The Legislature had found an emergency and an imperative public necessity in the fact that “there has been used against the citizens of this state evidence obtained in violation of the Constitution ... and that there is now no statute expressly forbidding the same.” On that finding, it insisted that such evidence not “be admitted in evidence against the accused.” The intendment and effect was to bar the forbidden evidence from the courtroom. Unlike constitutional protections that must be claimed by the person who seeks their shelter, the statutory provisions implement a legisla*666tive judgment to outlaw use of certain evidence against an accused.

The Craft Court fell into error when it tempered a legislatively promulgated rule excluding all evidence illegally obtained with a concept of “standing” to complain that the search for and seizure of that evidence was violative of constitutional protections. In following opinions the statement taken from Mr. Cornelius was reiterated by rote; see McFarlan v. State, 106 Tex.Cr.R. 384, 292 S.W. 885, 886 (1927); Yeager v. State, 106 Tex.Cr.R. 462, 294 S.W. 200, 201 (1927); Purswell v. State, 107 Tex.Cr.R. 121, 294 S.W. 1107 (1927). When the “soundness” of Craft came to be questioned, the Court responded, “We think a further discussion of the question there decided is uncalled for.” Laake v.
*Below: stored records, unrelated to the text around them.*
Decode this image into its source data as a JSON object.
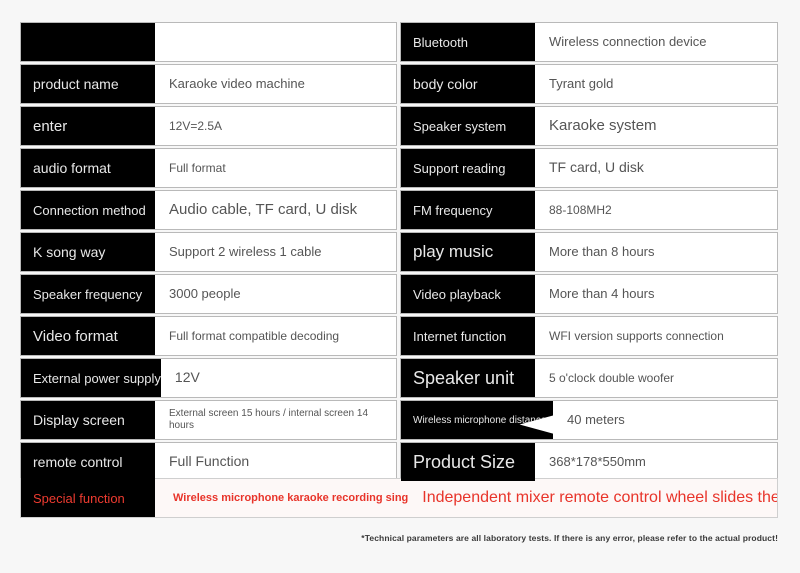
{
  "page": {
    "background_color": "#f7f7f7",
    "label_cell_color": "#000000",
    "label_text_color": "#e8e8e8",
    "value_text_color": "#555555",
    "accent_red": "#e8342a"
  },
  "left_table": {
    "rows": [
      {
        "label": "",
        "value": ""
      },
      {
        "label": "product name",
        "value": "Karaoke video machine"
      },
      {
        "label": "enter",
        "value": "12V=2.5A"
      },
      {
        "label": "audio format",
        "value": "Full format"
      },
      {
        "label": "Connection method",
        "value": "Audio cable, TF card, U disk"
      },
      {
        "label": "K song way",
        "value": "Support 2 wireless 1 cable"
      },
      {
        "label": "Speaker frequency",
        "value": "3000 people"
      },
      {
        "label": "Video format",
        "value": "Full format compatible decoding"
      },
      {
        "label": "External power supply",
        "value": "12V"
      },
      {
        "label": "Display screen",
        "value": "External screen 15 hours / internal screen 14 hours"
      },
      {
        "label": "remote control",
        "value": "Full Function"
      }
    ]
  },
  "right_table": {
    "rows": [
      {
        "label": "Bluetooth",
        "value": "Wireless connection device"
      },
      {
        "label": "body color",
        "value": "Tyrant gold"
      },
      {
        "label": "Speaker system",
        "value": "Karaoke system"
      },
      {
        "label": "Support reading",
        "value": "TF card, U disk"
      },
      {
        "label": "FM frequency",
        "value": "88-108MH2"
      },
      {
        "label": "play music",
        "value": "More than 8 hours"
      },
      {
        "label": "Video playback",
        "value": "More than 4 hours"
      },
      {
        "label": "Internet function",
        "value": "WFI version supports connection"
      },
      {
        "label": "Speaker unit",
        "value": "5 o'clock double woofer"
      },
      {
        "label": "Wireless microphone distance",
        "value": "40 meters"
      },
      {
        "label": "Product Size",
        "value": "368*178*550mm"
      }
    ]
  },
  "special_function": {
    "label": "Special function",
    "value_primary": "Wireless microphone karaoke recording sing",
    "value_secondary": "Independent mixer remote control wheel slides the lifting lever."
  },
  "footer": {
    "note": "*Technical parameters are all laboratory tests. If there is any error, please refer to the actual product!"
  }
}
State, 108 Tex.Cr.R. 206, 299 S.W. 643 (1927).

I join the opinion of the Court and for additional reasons herein given, I concur in the judgment of the Court.

. All emphasis is supplied throughout by the writer of this opinion unless otherwise indicated.

. The second paragraph was added in 1965. It provides that should the issue be submitted to a jury and the jury find evidence was unlawfully obtained, "the jury shall disregard any such evidence so obtained.” Again, there is no condition or qualification of the accused attached to the command.

. A number of federal cases said by the Court to support that statement are cited, and no doubt they do.